Olvidada pureza, cómo quisiera rescatar
ese dolor de Buenos Aires, esa espera sin pausas
ni esperanza.
Solo en mi casa abierta sobre el puerto
otra vez empezar a quererte,
otra vez encontrarte en el café de la mañana
sin que tanta cosa irrenunciable
hubiera sucedido.
Y no tener que acordarme de este olvido que sube
para nada, para borrar del pizarrón tus muñequitos
y no dejarme más que una ventana sin estrellas."

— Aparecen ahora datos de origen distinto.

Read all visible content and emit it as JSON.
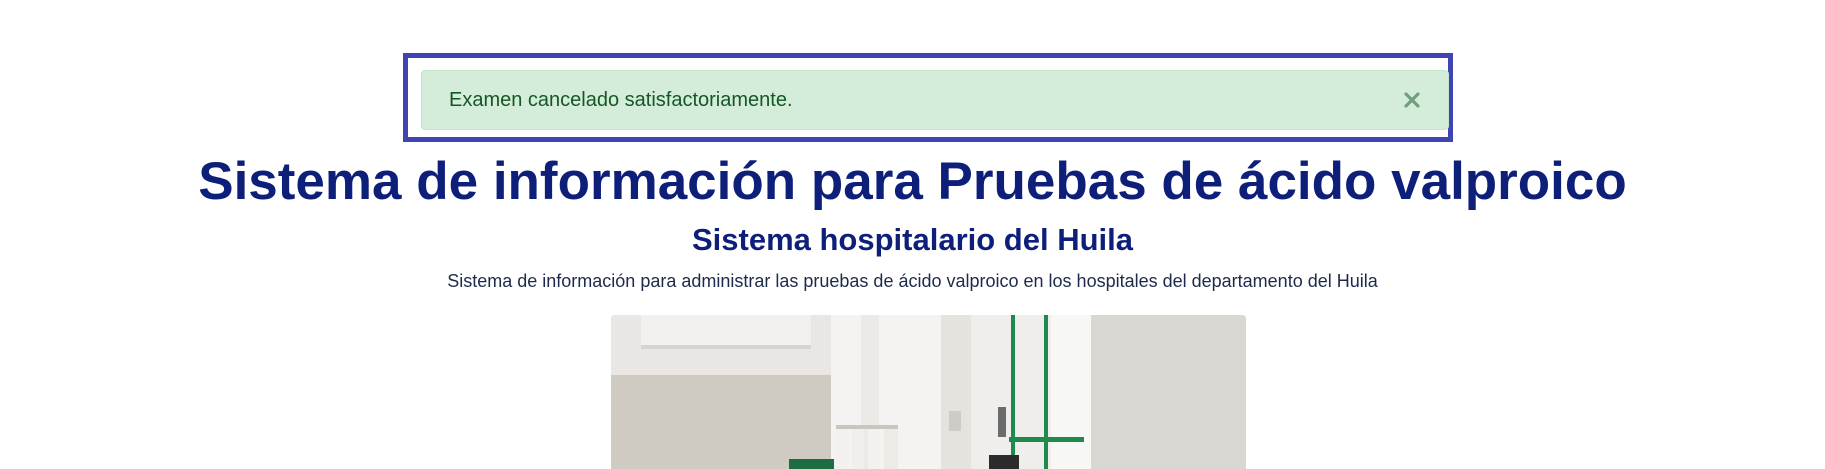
{
  "alert": {
    "message": "Examen cancelado satisfactoriamente.",
    "close_icon": "close-icon",
    "colors": {
      "background": "#d4edda",
      "text": "#155724",
      "frame": "#3f44b5"
    }
  },
  "header": {
    "title": "Sistema de información para Pruebas de ácido valproico",
    "subtitle": "Sistema hospitalario del Huila",
    "description": "Sistema de información para administrar las pruebas de ácido valproico en los hospitales del departamento del Huila",
    "title_color": "#0e1f7a"
  }
}
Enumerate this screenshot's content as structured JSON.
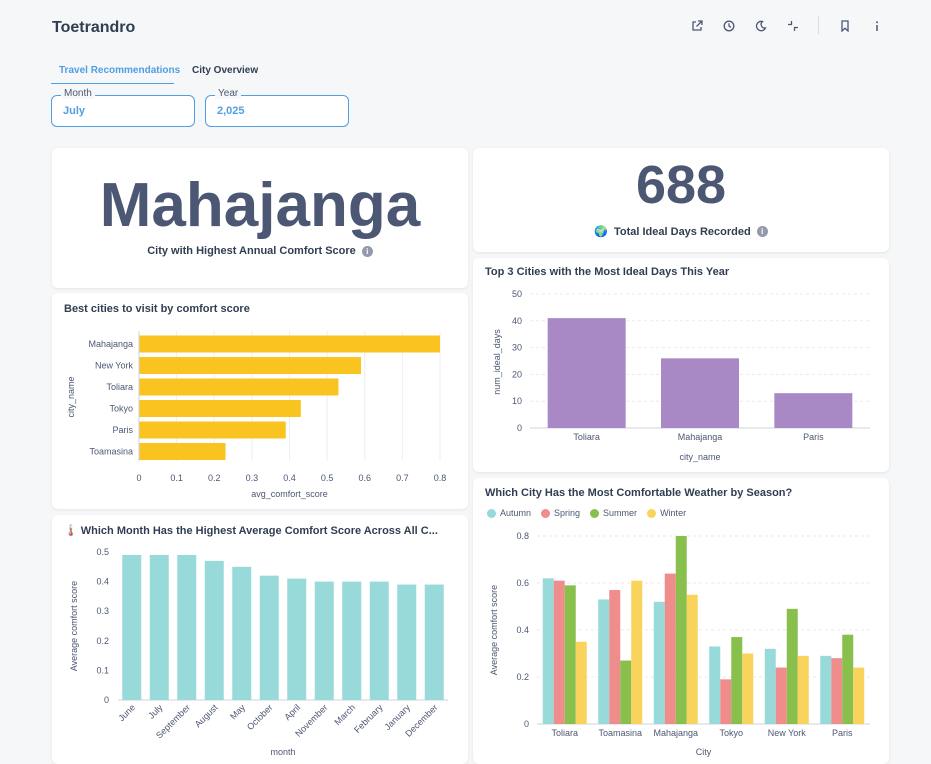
{
  "app": {
    "title": "Toetrandro"
  },
  "toolbar_icons": [
    "share-icon",
    "clock-icon",
    "moon-icon",
    "minimize-icon",
    "bookmark-icon",
    "info-icon"
  ],
  "tabs": [
    {
      "label": "Travel Recommendations",
      "active": true
    },
    {
      "label": "City Overview",
      "active": false
    }
  ],
  "filters": {
    "month": {
      "label": "Month",
      "value": "July"
    },
    "year": {
      "label": "Year",
      "value": "2,025"
    }
  },
  "scalar_city": {
    "value": "Mahajanga",
    "caption": "City with Highest Annual Comfort Score"
  },
  "scalar_days": {
    "value": "688",
    "caption": "Total Ideal Days Recorded",
    "emoji": "🌍"
  },
  "colors": {
    "accent": "#509ee3",
    "yellow": "#f9c41f",
    "purple": "#a989c5",
    "teal": "#98d9d9",
    "autumn": "#98d9d9",
    "spring": "#ef8c8c",
    "summer": "#88bf4d",
    "winter": "#f9d45c"
  },
  "chart_data": [
    {
      "id": "comfort_by_city",
      "type": "bar",
      "orientation": "horizontal",
      "title": "Best cities to visit by comfort score",
      "xlabel": "avg_comfort_score",
      "ylabel": "city_name",
      "categories": [
        "Mahajanga",
        "New York",
        "Toliara",
        "Tokyo",
        "Paris",
        "Toamasina"
      ],
      "values": [
        0.8,
        0.59,
        0.53,
        0.43,
        0.39,
        0.23
      ],
      "xlim": [
        0,
        0.8
      ],
      "ticks": [
        "0",
        "0.1",
        "0.2",
        "0.3",
        "0.4",
        "0.5",
        "0.6",
        "0.7",
        "0.8"
      ],
      "grid": true
    },
    {
      "id": "ideal_days",
      "type": "bar",
      "title": "Top 3 Cities with the Most Ideal Days This Year",
      "xlabel": "city_name",
      "ylabel": "num_ideal_days",
      "categories": [
        "Toliara",
        "Mahajanga",
        "Paris"
      ],
      "values": [
        41,
        26,
        13
      ],
      "ylim": [
        0,
        50
      ],
      "ticks": [
        "0",
        "10",
        "20",
        "30",
        "40",
        "50"
      ],
      "grid": true
    },
    {
      "id": "month_comfort",
      "type": "bar",
      "title": "Which Month Has the Highest Average Comfort Score Across All C...",
      "title_emoji": "🌡️",
      "xlabel": "month",
      "ylabel": "Average comfort score",
      "categories": [
        "June",
        "July",
        "September",
        "August",
        "May",
        "October",
        "April",
        "November",
        "March",
        "February",
        "January",
        "December"
      ],
      "values": [
        0.49,
        0.49,
        0.49,
        0.47,
        0.45,
        0.42,
        0.41,
        0.4,
        0.4,
        0.4,
        0.39,
        0.39
      ],
      "ylim": [
        0,
        0.5
      ],
      "ticks": [
        "0",
        "0.1",
        "0.2",
        "0.3",
        "0.4",
        "0.5"
      ],
      "grid": true
    },
    {
      "id": "season_comfort",
      "type": "bar",
      "title": "Which City Has the Most Comfortable Weather by Season?",
      "xlabel": "City",
      "ylabel": "Average comfort score",
      "categories": [
        "Toliara",
        "Toamasina",
        "Mahajanga",
        "Tokyo",
        "New York",
        "Paris"
      ],
      "series": [
        {
          "name": "Autumn",
          "values": [
            0.62,
            0.53,
            0.52,
            0.33,
            0.32,
            0.29
          ]
        },
        {
          "name": "Spring",
          "values": [
            0.61,
            0.57,
            0.64,
            0.19,
            0.24,
            0.28
          ]
        },
        {
          "name": "Summer",
          "values": [
            0.59,
            0.27,
            0.8,
            0.37,
            0.49,
            0.38
          ]
        },
        {
          "name": "Winter",
          "values": [
            0.35,
            0.61,
            0.55,
            0.3,
            0.29,
            0.24
          ]
        }
      ],
      "ylim": [
        0,
        0.8
      ],
      "ticks": [
        "0",
        "0.2",
        "0.4",
        "0.6",
        "0.8"
      ],
      "legend": "top-left",
      "grid": true
    }
  ]
}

Recordé los ríos metafísicos de 'Rayuela' en los primeros versos y luego pensé en 'Último Round', el libro en el que leí por primera vez este poema. Al pensar en este último libro me acordé de dos poemas más, muy íntimos míos, que resuenan angelicales siempre que celebran el pensamiento: 'Noticias del mes de mayo' y 'Los dioses', dos poesías de locura. En un ataque de soledad dije en voz alta "quiero leer 'Los dioses' ", como si alguien me escuchara, como si a alguien le importase. Precipité mi mano al libro, tantee sus hojas deslizando mi pulgar en una esquina y barajando las páginas con una arbitrariedad de ensueño, disfrutando de los mimos del papel. Abrí nuevamente el libro en una página al azar y quedé deslumbrado, atónito, maravillado: ¡Los dioses se encontraban ante mí! ¡El poema estaba justo allí!

"Los dioses van por entre cosas pisoteadas, sosteniendo
los bordes de sus mantos con el gesto del asco.
Entre podridos gatos, entre larvas abiertas y cordeones,
sintiendo en las sandalias la humedad de los trapos corrompidos,
los vómitos del tiempo.

En su desnudo cielo ya no moran, lanzados
fuera de si por un dolor, un sueño turbio,
andando heridos de pesadilla y légamos, parándose
a recontar sus muertos, las nubes boca abajo,
los perros con la lengua rota,
a atisbar envidiosos el abismo
donde ratas erectas se disputan chillando
pedazos de banderas."

Agradecí a Julio por haber escuchado mi ofrenda verbal, me ajusté en la silla y sonreí; sonreí en estos tiempos oscuros de encierro incierto, celebré la casualidad de sentirme vivo entre tanto muerto y continué con mi lectura.